Technology and surface tracking also in focus
Homendy also drew attention to the technical side of the accident.
She said a ground radar system that might have provided an alert before the collision did not do so.
She added that the fire truck did not have a transponder, which would have helped the system detect it more effectively.
That has fed into broader criticism of the age of US air traffic control infrastructure.
Homendy described the system as old and said controllers need better tools to monitor ground movements involving both aircraft and vehicles.
CNN’s coverage tied those comments to wider federal efforts to modernise the system, including a long-term plan announced by the Department of Transportation and concerns that controllers are still working with outdated technology in critical areas.

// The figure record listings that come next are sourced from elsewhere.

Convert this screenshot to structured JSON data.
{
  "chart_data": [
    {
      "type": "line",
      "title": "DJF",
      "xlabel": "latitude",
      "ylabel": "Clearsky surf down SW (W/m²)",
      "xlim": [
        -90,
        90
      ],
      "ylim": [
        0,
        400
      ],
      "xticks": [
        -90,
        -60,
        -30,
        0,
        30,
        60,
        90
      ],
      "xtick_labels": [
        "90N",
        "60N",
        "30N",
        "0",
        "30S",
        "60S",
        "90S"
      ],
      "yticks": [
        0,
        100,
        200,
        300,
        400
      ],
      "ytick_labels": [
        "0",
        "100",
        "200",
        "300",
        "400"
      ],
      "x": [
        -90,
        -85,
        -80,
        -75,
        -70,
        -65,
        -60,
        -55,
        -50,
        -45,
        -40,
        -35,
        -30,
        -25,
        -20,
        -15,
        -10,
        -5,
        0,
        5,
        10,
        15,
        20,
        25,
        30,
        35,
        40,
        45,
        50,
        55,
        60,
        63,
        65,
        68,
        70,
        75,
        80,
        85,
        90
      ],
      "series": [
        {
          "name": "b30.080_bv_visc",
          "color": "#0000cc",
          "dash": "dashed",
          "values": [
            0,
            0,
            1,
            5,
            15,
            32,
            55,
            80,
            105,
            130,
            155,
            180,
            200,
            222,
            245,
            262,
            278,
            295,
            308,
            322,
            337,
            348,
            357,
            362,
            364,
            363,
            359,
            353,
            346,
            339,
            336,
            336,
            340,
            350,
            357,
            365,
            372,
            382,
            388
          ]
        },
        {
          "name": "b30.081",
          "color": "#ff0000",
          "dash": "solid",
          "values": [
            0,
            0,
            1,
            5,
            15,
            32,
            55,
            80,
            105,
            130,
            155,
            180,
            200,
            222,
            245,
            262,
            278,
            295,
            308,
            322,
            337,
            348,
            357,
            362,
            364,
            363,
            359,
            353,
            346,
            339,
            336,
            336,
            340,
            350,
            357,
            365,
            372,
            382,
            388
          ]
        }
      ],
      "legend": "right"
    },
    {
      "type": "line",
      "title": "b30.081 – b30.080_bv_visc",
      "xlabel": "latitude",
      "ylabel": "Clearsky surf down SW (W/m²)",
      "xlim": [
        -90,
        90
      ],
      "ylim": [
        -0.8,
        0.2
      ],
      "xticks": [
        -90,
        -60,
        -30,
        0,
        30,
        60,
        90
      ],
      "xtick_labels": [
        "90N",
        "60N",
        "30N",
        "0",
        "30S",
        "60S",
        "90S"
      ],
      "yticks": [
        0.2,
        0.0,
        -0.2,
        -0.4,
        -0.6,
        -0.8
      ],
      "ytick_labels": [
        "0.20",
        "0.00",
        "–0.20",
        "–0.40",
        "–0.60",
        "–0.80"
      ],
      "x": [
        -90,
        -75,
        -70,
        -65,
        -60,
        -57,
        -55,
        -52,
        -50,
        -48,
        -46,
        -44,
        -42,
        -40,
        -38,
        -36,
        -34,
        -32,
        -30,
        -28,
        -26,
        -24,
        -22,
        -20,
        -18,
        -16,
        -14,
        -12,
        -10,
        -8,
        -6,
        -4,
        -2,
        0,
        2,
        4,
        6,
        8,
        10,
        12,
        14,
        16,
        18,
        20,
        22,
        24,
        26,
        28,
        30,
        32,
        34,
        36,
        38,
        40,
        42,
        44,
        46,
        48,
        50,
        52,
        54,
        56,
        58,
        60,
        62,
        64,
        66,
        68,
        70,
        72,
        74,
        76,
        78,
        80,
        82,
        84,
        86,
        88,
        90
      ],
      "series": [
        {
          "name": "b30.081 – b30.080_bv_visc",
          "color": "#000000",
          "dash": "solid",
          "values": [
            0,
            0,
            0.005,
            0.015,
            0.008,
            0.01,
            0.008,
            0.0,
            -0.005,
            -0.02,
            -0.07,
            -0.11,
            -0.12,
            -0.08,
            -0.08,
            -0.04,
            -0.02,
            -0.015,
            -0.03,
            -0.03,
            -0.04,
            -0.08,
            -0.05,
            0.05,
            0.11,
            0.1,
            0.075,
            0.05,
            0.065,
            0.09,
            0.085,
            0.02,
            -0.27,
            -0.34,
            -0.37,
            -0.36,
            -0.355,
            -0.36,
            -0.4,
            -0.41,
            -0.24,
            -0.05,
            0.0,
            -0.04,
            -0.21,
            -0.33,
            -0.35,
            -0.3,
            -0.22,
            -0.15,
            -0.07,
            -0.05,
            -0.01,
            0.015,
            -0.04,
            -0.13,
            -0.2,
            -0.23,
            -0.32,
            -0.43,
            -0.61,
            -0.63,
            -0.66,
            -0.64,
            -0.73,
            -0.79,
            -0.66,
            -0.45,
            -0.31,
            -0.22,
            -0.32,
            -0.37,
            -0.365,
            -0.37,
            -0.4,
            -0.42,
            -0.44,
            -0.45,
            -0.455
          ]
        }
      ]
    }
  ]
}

The New York Times also noted that the FAA has spent several years trying to reduce runway incursions after a series of close calls in 2023.
Those efforts included safety reviews, grants to airports and work on alerting systems designed to warn crews about aircraft or vehicles in the wrong place.
Even so, the LaGuardia collision has shown how vulnerable the system remains when multiple defences fail at once.
Airport disruption and operational impact
The crash closed LaGuardia for much of Monday 23 March, with flights resuming on a limited basis at 2 pm More than 500 flights were cancelled by Monday morning, and some reports later put the total disruption above 600 flights as the backlog continued.
Incoming services were diverted to John F.
Kennedy and Newark Liberty airports, while road closures and traffic delays affected access around LaGuardia itself.
As a major airport focused on regional and domestic routes, LaGuardia’s closure quickly spread disruption across the eastern United States and nearby Canadian cities.
Delta, the airport’s largest carrier, was among the airlines forced to cancel or rebook large numbers of passengers.
The shutdown also collided with wider transport strain linked to a partial federal government shutdown in the United States.
The New York Times reported that long Transportation Security Administration lines delayed the arrival of NTSB specialists, slowing the first full day of on-site investigation.
Canadian response and Air Canada controversy
In Canada, the crash prompted both official support for the investigation and political controversy around Air Canada’s response.
Canadian authorities said they were working closely with US investigators, and the Transportation Safety Board of Canada sent a team to assist.
At the same time, Air Canada chief executive Michael Rousseau came under criticism after issuing a condolence message only in English, despite the deaths of two Canadian pilots and the fact that one of them, Antoine Forest, was from Quebec.
Rousseau later apologised for his inability to speak French adequately, but the issue escalated in Quebec, where lawmakers passed a motion calling for his resignation.
That debate sat alongside broader Canadian concern about the safety issues raised by the crash, particularly the condition of the US air traffic control system.
Investigation continues
One week on, the main facts are clear, but the cause is not.
A landed passenger jet struck an airport fire vehicle that was responding to another emergency.
Two pilots died, dozens of others were injured and LaGuardia’s operations were badly disrupted.
What remains unresolved is how the runway came to be occupied by both the aircraft and the truck at the same time.
Investigators are now examining not just the decisions made in the tower that night, but the wider operating environment around them: staffing, fatigue, late-night procedures, communications, vehicle visibility and the resilience of the airport surface safety system.
The findings are likely to matter far beyond LaGuardia.